Des Moines, IA – To save Iowa's soil and water for the future, we should look to the past, according to a new book by Iowa author Cornelia (Connie) Mutel. "The Emerald Horizon" rolls back the clock to show what Iowa's landscape was like before the prairie was turned under by the plow. Mutel, an ecologist who serves as historian and archivist for the University of Iowa College of Engineering, says we can help stop soil erosion and prevent water pollution, in part by using native plants that were part of Iowa's original landscape.

"Taking a certain percentage of the land and restoring native communities in Iowa -- that is being done now, along our roadsides. We are rebuilding prairies along our roads."
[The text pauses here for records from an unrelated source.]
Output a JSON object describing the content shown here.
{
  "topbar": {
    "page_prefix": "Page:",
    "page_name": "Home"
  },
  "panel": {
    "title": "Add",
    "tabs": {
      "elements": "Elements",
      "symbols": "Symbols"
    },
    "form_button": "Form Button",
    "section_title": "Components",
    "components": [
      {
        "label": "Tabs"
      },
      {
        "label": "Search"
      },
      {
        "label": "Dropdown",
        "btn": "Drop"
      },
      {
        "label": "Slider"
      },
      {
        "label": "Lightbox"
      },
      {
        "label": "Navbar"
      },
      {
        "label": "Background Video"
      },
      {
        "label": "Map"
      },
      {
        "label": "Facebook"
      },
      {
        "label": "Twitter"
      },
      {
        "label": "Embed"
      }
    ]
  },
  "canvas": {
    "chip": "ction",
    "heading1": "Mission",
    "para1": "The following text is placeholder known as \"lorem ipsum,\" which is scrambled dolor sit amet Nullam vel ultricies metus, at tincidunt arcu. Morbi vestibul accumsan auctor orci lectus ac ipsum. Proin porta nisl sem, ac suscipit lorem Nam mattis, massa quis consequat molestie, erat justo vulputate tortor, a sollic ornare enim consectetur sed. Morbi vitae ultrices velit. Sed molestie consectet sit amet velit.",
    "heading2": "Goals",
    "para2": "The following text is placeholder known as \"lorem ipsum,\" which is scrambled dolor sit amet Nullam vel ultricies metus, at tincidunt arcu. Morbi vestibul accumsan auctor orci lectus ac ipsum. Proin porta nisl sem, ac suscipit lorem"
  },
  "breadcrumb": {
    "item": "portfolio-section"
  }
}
She believes Iowa could combine its agricultural heritage with sustainable soil and water practices, but only if we tap the same zeal the early settlers used to transform the state into a working agricultural landscape.

"We transformed one of the major biomes, biological systems, on earth into a working landscape within a single human generation. Now, with all of the dedication and hard work that Iowans brought to the former task, we can apply those to restoring the land. "

Mutel notes that, in Iowa's pre-settlement days, deep-rooted prairie plants helped the soil clean the water. She says the same process, called infiltration-hydrology, could be easily put to use today to accomplish the same goal.